Inmitten phantastischer Riesendinger

Staub, Nöte und Lügen

Die zweite Auflage einer Kolumne, nachdem man mir versichert hat, dass es falsch ist, mit der eigenen Hand metertief in den Gatsch zu greifen. Ich bin ein gelehriger Mensch und schreibe das Gatschige um. So wird der Text aber auch nicht besser.
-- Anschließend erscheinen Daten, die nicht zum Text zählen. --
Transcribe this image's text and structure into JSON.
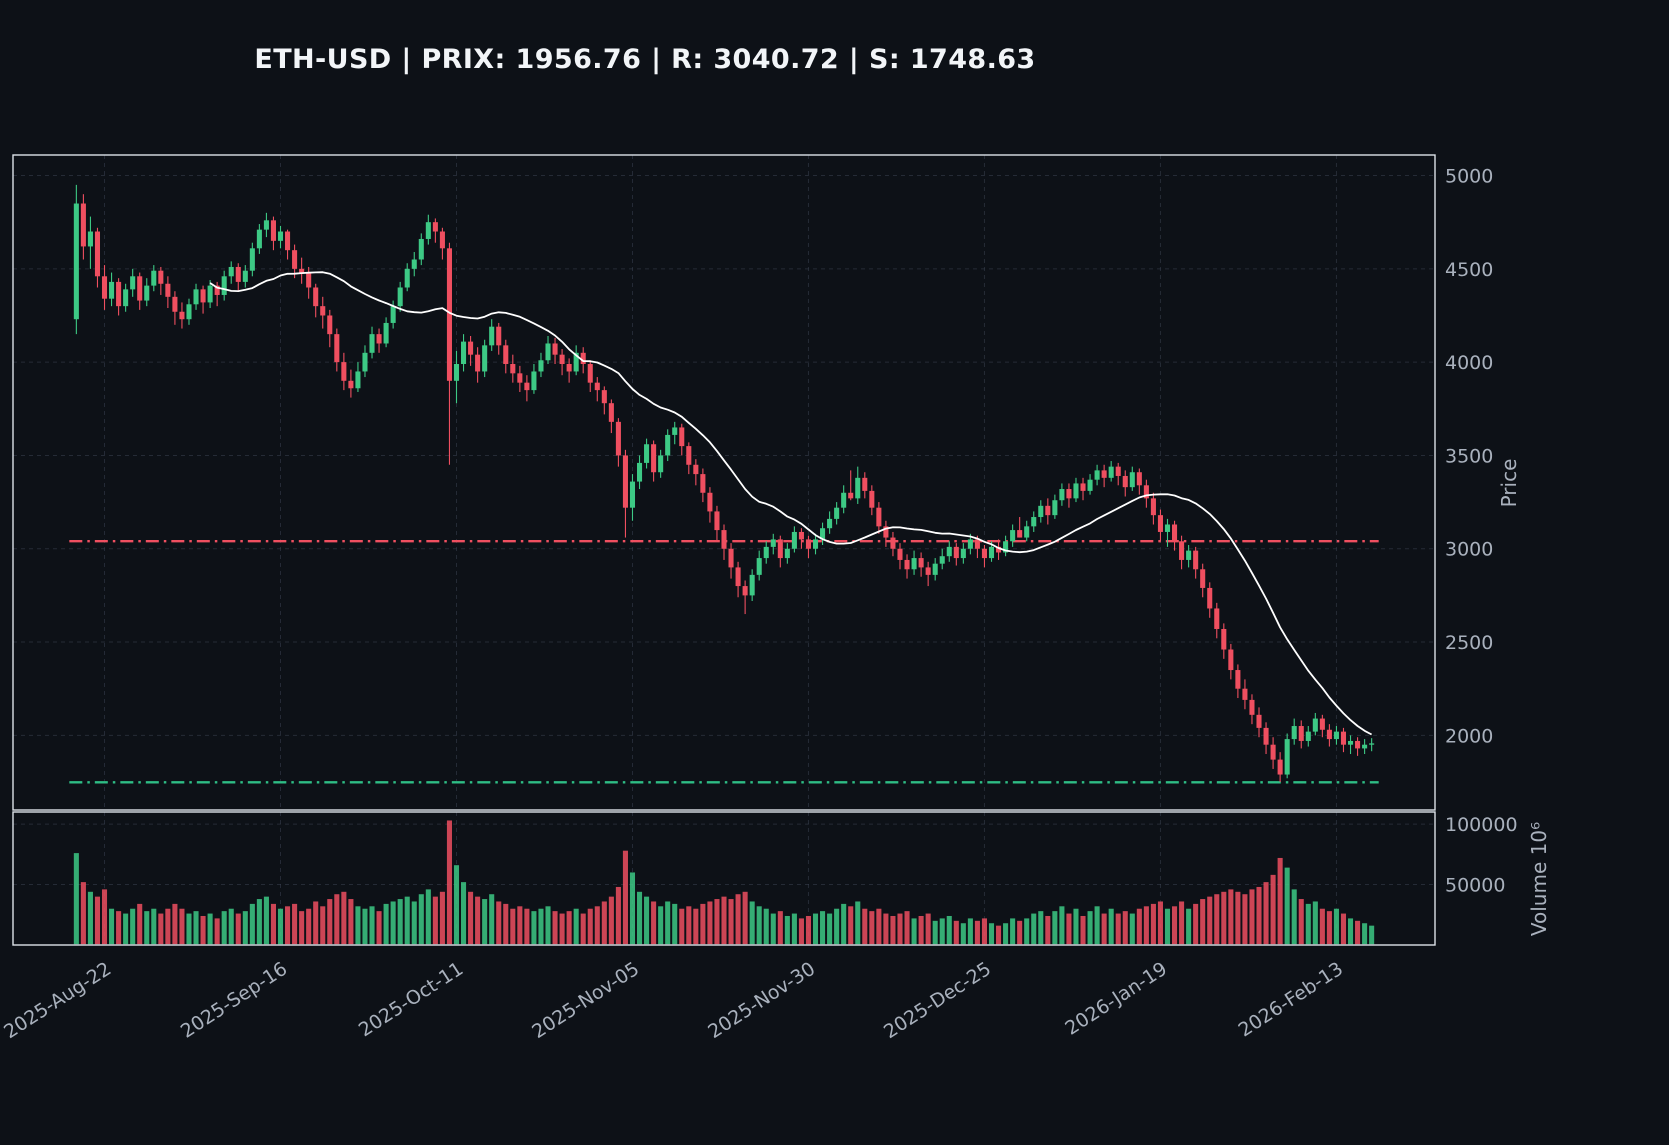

"Dann machen wir, Herr Scheiner, dann machen wir jetzt einmal einen Haushaltsplan und schauen und das einmal an." Freundlich versuchte das zu klingen. Davor aber teilte er mir mit, dass das mit der Umschuldung nix wird, weil ja Konto viel zu weit überzogen und ja ausgemacht war, dass ich bis zum soundsovielten Mai wieder auf dieser oder jener Summe wäre, und Kredit auch noch da, na servus, Herr Scheiner!
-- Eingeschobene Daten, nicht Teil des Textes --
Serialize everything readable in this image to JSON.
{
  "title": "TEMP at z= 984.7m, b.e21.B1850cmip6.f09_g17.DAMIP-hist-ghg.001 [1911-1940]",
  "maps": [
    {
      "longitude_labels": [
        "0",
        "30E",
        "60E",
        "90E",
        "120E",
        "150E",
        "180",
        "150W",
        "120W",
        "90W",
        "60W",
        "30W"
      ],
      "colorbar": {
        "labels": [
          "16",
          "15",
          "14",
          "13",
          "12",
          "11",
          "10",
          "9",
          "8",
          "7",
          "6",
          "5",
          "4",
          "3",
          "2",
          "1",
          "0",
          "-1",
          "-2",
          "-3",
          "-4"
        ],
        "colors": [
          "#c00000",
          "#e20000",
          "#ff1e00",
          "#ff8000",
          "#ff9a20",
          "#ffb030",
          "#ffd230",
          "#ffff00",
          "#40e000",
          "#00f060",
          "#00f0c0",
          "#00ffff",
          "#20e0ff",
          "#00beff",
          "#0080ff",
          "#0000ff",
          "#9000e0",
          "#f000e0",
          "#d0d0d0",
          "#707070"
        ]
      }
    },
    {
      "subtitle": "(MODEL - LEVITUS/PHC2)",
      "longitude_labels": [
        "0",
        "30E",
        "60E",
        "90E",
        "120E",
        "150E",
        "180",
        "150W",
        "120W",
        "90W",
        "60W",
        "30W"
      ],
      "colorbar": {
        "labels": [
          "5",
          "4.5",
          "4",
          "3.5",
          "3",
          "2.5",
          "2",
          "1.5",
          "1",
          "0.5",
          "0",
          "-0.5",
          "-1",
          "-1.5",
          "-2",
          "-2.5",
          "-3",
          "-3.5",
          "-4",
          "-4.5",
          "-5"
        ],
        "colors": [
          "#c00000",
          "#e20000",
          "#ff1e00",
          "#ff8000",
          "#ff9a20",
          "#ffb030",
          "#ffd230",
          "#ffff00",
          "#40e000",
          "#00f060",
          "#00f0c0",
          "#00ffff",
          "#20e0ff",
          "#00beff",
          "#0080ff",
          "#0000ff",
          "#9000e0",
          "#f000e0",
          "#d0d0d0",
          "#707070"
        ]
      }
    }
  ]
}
Dann bin ich zum Essen verabredet und will vorher Geld abheben, aber der Automat, stumpfer Lakai der fesch und mit straffen Antlitzen gen Osten expandierenden Banken, ist noch stumpfer als die Menschen: keine Behebung möglich. Das Wort Ohrschlauch kommt mir in den Sinn, ich spreche es aber nicht aus, da es sinnlos wäre. In meiner Hosentasche befinden sich zwei Euro und 35 Cent, in meinem Magen befinden sich ein oder zwei Knurren, im Rest des Körpers nichts Flüssiges mehr. Was die Leute reden, der Mensch bestünde aus sehr vielen Prozenten Wasser, ist Humbug - gerade bestehe ich aus Staub und allerlei Nöten.
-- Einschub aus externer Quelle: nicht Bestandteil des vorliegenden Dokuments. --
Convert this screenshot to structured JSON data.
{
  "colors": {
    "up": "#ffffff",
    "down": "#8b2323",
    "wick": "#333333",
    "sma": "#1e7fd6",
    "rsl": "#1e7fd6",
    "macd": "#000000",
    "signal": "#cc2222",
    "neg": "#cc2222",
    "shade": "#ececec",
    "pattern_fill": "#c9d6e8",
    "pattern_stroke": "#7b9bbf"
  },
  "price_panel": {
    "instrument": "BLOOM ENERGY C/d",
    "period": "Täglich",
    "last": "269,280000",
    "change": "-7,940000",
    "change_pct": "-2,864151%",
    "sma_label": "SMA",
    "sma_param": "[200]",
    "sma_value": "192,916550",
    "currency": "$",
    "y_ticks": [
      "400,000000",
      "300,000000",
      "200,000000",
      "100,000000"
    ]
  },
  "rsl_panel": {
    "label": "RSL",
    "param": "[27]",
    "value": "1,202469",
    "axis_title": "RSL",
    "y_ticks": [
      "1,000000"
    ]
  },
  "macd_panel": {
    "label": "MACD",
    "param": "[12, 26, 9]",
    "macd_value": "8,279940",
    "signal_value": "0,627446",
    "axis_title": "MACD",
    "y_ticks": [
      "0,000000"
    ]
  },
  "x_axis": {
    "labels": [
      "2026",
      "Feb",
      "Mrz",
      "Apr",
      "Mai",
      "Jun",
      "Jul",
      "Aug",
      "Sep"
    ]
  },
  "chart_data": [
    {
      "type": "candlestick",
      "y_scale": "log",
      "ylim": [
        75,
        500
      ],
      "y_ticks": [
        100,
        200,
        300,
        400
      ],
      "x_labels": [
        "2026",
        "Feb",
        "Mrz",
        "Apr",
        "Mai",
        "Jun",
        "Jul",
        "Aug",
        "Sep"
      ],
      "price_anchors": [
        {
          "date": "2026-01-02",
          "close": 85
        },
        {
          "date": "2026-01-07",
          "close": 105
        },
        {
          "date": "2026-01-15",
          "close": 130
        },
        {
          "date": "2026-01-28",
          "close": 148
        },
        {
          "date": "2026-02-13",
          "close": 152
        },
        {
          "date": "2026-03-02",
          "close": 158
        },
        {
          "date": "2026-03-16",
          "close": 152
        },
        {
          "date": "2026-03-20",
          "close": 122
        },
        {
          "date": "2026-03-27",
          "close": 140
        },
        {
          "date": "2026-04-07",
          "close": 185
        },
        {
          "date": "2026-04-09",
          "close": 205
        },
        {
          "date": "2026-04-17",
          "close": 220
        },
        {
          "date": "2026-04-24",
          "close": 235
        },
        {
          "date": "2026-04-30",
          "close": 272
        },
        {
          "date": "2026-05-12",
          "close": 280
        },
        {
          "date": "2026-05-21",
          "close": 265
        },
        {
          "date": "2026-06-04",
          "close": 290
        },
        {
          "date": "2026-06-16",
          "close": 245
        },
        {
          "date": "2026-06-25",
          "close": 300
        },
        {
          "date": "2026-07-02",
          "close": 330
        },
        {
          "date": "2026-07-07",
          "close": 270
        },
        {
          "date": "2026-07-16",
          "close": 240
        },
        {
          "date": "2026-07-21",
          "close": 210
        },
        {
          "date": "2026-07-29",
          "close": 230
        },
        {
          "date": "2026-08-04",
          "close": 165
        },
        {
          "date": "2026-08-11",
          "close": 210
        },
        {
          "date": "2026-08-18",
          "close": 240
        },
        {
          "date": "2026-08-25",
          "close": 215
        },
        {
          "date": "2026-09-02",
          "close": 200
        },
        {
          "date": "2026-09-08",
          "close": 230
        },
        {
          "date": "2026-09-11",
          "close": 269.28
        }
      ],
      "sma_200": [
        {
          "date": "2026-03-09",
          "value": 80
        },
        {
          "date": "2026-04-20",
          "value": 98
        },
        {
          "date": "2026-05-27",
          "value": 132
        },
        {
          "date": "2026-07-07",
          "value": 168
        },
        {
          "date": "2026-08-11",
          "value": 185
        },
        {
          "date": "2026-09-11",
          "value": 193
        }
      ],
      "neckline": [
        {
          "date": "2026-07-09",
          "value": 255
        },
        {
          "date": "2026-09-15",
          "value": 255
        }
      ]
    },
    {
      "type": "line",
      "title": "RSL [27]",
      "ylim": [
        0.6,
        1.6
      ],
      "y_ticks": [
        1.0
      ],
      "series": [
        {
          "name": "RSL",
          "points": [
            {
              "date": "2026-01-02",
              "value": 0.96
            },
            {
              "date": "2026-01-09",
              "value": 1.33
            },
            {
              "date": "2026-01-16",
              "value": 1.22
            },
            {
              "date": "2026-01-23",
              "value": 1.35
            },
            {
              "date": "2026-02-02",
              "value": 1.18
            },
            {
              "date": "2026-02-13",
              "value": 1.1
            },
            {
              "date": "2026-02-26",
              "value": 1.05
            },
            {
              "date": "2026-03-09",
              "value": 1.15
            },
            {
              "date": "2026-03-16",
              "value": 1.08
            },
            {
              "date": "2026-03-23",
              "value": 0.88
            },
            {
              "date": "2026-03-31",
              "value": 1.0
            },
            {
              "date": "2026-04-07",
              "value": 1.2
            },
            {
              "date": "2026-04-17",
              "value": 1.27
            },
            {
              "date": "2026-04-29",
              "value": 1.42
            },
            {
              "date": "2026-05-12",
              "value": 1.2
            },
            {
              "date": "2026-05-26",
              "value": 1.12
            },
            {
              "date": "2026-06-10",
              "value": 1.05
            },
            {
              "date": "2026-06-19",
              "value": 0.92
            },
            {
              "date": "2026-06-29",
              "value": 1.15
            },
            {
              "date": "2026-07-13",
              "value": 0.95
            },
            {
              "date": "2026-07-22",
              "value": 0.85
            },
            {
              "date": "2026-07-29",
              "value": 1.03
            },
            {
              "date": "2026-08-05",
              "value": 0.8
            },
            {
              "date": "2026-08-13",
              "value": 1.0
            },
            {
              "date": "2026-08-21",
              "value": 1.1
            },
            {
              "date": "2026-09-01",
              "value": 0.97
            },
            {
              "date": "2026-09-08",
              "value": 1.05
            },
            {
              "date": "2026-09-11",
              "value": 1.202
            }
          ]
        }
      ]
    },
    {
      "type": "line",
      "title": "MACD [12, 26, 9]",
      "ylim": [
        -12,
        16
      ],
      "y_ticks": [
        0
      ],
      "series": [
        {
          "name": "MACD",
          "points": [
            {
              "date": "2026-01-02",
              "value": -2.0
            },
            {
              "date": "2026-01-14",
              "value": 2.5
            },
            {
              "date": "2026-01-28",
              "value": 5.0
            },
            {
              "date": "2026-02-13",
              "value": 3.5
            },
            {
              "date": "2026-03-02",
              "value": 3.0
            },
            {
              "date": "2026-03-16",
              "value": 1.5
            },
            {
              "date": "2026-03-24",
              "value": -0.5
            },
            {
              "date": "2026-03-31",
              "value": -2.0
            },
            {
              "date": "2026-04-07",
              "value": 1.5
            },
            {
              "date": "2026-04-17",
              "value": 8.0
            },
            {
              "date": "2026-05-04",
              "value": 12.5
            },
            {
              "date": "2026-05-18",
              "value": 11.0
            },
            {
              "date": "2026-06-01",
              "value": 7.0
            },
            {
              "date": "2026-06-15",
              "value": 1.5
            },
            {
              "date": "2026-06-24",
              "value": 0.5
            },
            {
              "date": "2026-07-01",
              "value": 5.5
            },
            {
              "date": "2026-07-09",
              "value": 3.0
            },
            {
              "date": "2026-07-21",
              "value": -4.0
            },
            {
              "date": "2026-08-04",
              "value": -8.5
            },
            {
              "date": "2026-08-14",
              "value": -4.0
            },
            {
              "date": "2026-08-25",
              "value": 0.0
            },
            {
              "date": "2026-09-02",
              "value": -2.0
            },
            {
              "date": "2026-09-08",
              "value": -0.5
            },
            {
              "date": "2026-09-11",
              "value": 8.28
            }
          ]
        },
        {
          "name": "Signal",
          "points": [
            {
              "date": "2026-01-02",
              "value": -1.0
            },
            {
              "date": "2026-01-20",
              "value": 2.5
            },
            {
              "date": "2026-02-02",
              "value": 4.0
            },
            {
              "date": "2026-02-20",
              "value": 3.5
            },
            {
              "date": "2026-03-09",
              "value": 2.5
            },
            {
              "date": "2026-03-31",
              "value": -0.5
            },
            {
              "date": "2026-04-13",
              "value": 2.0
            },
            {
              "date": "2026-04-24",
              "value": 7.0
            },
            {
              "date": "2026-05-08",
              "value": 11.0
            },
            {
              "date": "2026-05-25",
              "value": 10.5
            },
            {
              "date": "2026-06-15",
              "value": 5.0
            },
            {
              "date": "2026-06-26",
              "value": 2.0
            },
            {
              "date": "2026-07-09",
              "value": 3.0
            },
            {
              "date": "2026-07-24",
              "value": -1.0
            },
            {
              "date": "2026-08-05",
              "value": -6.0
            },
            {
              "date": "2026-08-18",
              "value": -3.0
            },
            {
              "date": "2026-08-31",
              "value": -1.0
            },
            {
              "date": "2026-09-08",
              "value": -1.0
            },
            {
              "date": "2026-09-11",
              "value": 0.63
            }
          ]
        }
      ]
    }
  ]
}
Stimmt ebenfalls alles nicht.

Ich muss Pipi. Darum gehe ich, mit gestraffter Brust, ins nächste Lokal, dort gehe ich aufs Klo und erledige eine mehrminütige Kontemplation, saufe dann den Wasserhahn leer und nehme zwei Tabletten ein, eine gegen Depressionen, eine gegen Nackenverspannungen, letztere soll angeblich auch Angst mindernd wirken, aber nach einer viertel Stunde zittern beide Hände und die darauf angeschraubten Finger sehr intensiv, der kleine Kaffee, den ich im übernächsten Lokal kaufe, wird dadurch ausgeschüttet, es ist ein sehr schöner Sommertag in Wien. Ich hatte doch gar keine Angst!

Das mit den Tabletten und auch sonst ist alles gelogen.

Die Kellnerin hat zwar Locken, aber wir sehen einander andauernd an, ich glaube, sie will, dass ich mehr bestelle als den Kaffee, zum Beispiel ein Mittagsmenü, ich aber finde nicht den geeigneten Ansatz, ihr zu auseinander zu legen, warum das heute nicht geht, sie hat Locken, aber einen schönen Hals, ein beruhigendes Gesicht und einen ebensolchen Popo. Ob sie mein Zittern auf ihren Popo bezieht? Wahrscheinlich nicht, woher soll jemand wissen, wie geil einen anderen akute Geldnot machen kann. Dann geht sie wieder mal vorbei, ich halte nicht die Luft an, und sie riecht nach Badeschaum, ich denke an den Bankheini, einen Haushaltsplan will er machen, als würde das irgendwas ändern, Schweinebauch. Der Kellnerinnenbauch könnte sich anfühlen wie Rosenquarz, nur vielleicht weniger hart.

Alles Lüge.

Außerdem sind Hosen trügerisch, die bezauberndsten Hosenpöpsche entpuppen sich in Schwindel erregender (und also nicht eben Angst mindernder), zermürbender und ernüchternder Häufigkeit als phantastische Riesendinger, da komm ich dann nicht mit, ist mir zu viel Lebensbejahung auf einmal, mir reichen die Tabletten, die ich ja gar nicht brauche, die kosten auch nicht wenig, obwohl ich sie gar nicht nehme. Ein Freund meinte kürzlich, ich würde immer meine depressive, neurotische Attitüde so raushängen lassen. Er hat bestimmt recht, aber in Wahrheit bin ich einer der vergnügtesten Zeitgenossen auf diesem herrlichen Planeten, der bloß ein wenig Verwirrung stiften will. Warum?